Originally posted by: Rainsford
The point is garbage in, garbage out. Inotherwords what goes into your mind strongly influences what your actions are.
If I go for a nice walk in the woods, I'll be relaxed. If I hit the gym and do some lifting, I'll be pumped. But your argument is saying something a little different. You are arguing that the content, not the interpretation, is what matters. If a game is violent, it will "strongly influence" the player to be more violent, regardless of who the player is.

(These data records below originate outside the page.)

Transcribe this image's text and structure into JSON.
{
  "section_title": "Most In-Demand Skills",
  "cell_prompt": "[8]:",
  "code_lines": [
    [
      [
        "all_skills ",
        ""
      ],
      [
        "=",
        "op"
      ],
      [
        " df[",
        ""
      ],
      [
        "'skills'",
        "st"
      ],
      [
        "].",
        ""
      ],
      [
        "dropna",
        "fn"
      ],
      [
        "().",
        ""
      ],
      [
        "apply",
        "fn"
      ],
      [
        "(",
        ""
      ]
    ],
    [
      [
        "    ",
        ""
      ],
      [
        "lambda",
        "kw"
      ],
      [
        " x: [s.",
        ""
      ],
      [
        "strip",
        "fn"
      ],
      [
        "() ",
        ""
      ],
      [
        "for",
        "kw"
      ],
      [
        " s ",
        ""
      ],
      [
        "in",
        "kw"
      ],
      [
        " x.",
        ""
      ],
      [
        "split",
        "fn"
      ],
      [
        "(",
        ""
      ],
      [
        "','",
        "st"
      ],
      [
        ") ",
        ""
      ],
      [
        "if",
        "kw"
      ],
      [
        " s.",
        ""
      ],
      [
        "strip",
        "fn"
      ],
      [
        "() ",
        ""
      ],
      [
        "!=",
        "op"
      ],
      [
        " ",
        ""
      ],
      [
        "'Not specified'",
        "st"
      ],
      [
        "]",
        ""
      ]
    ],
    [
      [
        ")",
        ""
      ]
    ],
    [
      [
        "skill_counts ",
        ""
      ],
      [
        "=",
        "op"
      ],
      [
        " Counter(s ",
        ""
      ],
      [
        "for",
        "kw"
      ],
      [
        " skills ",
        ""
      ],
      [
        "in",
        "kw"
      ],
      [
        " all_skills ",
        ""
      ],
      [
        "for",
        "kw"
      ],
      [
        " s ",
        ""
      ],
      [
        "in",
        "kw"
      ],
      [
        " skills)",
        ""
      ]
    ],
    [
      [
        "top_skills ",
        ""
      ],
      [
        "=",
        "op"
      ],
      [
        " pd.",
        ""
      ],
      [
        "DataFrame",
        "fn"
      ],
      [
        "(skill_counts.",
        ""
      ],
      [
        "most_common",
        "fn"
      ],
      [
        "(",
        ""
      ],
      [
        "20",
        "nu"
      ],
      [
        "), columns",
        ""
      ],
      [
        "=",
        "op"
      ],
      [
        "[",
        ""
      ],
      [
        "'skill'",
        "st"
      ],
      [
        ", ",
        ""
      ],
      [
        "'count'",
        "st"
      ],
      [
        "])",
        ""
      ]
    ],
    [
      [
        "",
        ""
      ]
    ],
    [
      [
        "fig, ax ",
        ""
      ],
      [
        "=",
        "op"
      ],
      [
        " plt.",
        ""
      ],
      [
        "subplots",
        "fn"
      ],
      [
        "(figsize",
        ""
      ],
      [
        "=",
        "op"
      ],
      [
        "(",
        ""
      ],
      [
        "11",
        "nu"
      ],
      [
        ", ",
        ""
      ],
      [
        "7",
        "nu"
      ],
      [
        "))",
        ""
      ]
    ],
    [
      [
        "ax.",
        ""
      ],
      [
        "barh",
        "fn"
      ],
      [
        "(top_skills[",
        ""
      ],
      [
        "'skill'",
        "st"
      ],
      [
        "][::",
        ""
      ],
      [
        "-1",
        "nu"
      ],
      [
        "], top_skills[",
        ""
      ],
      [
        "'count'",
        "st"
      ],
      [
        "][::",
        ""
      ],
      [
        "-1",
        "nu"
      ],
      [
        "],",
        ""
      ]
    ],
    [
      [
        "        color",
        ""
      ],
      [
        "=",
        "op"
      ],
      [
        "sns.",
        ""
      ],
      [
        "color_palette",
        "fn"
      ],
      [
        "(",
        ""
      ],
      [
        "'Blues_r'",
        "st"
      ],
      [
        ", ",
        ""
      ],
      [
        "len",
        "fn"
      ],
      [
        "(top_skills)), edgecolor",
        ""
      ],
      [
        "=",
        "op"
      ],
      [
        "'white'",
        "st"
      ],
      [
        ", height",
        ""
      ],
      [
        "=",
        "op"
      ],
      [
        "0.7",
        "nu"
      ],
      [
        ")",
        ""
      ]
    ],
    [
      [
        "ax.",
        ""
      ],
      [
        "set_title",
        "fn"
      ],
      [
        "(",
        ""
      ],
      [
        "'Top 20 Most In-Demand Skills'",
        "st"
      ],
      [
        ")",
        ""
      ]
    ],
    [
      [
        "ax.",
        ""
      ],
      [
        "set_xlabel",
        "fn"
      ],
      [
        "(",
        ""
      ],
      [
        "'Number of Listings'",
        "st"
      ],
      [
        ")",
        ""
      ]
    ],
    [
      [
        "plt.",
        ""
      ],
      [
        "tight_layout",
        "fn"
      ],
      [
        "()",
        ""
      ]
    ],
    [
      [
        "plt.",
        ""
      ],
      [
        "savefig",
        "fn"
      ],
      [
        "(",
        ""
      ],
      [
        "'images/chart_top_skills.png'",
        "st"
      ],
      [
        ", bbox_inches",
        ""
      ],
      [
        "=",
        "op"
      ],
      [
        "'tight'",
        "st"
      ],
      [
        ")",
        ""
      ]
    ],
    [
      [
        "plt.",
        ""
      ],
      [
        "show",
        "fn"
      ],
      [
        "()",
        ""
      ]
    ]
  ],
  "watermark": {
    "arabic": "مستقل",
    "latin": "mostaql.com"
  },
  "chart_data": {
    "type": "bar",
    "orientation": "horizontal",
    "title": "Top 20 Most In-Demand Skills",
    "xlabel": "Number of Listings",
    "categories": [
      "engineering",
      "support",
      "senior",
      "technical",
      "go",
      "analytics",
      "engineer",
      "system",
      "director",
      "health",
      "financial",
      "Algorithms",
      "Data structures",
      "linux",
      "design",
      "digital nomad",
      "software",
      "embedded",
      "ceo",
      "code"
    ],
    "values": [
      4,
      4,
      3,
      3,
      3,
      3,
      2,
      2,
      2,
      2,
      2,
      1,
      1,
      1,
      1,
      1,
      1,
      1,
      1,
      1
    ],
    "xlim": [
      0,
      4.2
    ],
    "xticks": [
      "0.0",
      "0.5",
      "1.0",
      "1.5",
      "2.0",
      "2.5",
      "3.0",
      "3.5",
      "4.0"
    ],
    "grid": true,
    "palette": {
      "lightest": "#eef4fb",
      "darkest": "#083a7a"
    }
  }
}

You have it backwards. A walk in the woods relaxes me because I like the woods. YOU may have been lost in the woods as a kid, so a walk in the woods now would not be relaxing at all, it would be a stressful experience. The same walk in the woods will produce two different reactions because we are two different people. No one would think to argue that everyone should find a walk in the woods relaxing simply because I do. Is your reaction, or my reaction, more of a product of the walk, or of who we are?
Experiences affect us, that's basic psycology. However, no experience affects two different people the same way. That is the crucial part your theory leaves out. The fact that Doom 3 might make some people want to kill other people is much more of a product of who they are than what the game is. Basic logic tells us this MUST be the case, otherwise everyone would react the same way to the same experiences.
Please explain to me why people can react so differently to the same things, like a walk in the woods, yet they all MUST feel more violent because they play Doom 3. I would really love to hear an explanation of this mind blowing theory.